A partitura escrita por Chávez não apresentava mistérios para quem tivesse cursado o conservatório. O spalla, com toda a sua habilidade e o convencimento que advém do dito reconhecimento de seus méritos pela crítica internacional, não teve tempo ou condições de freqüentar aulas. Toca de ouvido, confiando numa grande intuição e no que pôde aprender com suas leituras nos anos de líder sindical e treinar em audições na Presidência da República. Agora, não sabe que fazer, a não ser voltar a tentar decifrar as partituras de Chávez, não só a do minueto escrito para ser apresentado em Honduras, mas também a da sinfonia dedicada à América bolivariana. Lula ainda será sempre o spalla, apesar de ter, atrás de si, todo o prestígio da grande orquestra, esta, sim, sinfônica que é o Brasil.

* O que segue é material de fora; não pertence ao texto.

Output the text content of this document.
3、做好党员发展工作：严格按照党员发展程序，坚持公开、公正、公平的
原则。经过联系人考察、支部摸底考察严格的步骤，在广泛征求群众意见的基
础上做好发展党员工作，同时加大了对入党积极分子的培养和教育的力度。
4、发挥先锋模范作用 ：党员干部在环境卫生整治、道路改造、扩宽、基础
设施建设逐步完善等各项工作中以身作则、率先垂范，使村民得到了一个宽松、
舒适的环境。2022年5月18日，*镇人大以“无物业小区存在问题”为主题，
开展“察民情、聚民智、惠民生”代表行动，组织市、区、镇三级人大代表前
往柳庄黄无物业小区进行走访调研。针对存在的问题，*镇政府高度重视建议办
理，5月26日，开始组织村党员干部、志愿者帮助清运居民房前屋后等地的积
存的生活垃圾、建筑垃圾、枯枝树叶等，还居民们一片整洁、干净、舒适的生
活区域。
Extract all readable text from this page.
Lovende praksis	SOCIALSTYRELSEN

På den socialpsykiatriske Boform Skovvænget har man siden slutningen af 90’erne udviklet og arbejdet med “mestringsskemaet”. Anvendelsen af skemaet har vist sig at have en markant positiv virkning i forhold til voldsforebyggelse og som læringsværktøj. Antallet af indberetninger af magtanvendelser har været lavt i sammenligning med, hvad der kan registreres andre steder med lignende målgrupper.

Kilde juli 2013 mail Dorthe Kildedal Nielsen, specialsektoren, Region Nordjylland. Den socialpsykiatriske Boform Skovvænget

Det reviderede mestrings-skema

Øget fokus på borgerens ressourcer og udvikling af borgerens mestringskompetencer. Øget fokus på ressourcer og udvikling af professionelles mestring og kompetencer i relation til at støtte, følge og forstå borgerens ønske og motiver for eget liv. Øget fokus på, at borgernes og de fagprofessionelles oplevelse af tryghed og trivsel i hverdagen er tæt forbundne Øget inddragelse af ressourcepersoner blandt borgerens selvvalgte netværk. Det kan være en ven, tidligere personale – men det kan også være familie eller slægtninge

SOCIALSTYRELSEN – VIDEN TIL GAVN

Terá, agora, porém, que ouvir, sentado e comportado, a pequena Honduras executando um solo de harpa em seu pequeno, mas respeitado e bem aproveitado espaço diplomático soberano e criando pequenos problemas (que são problemas) para os Estados Unidos, para o Brasil e para o Coronel Chávez.
O tempo dos ensaios terminou. De hoje em diante, o pano irá levantar-se todas as noites para as apresentações de orquestras de câmara e grandes orquestras sinfônicas — uma dessas, os Estados Unidos, que, sem um grande maestro à frente, tem como spalla a Sra. Clinton, pouco habituada a lidar com os que sabem ler e compreender o sentido que tanto as palavras quanto o solfejo têm e podem ter — tal como ocorreu quando Micheletti, assoviando e girando um reco-reco, resolveu brincar de ditado musical com Zelaya.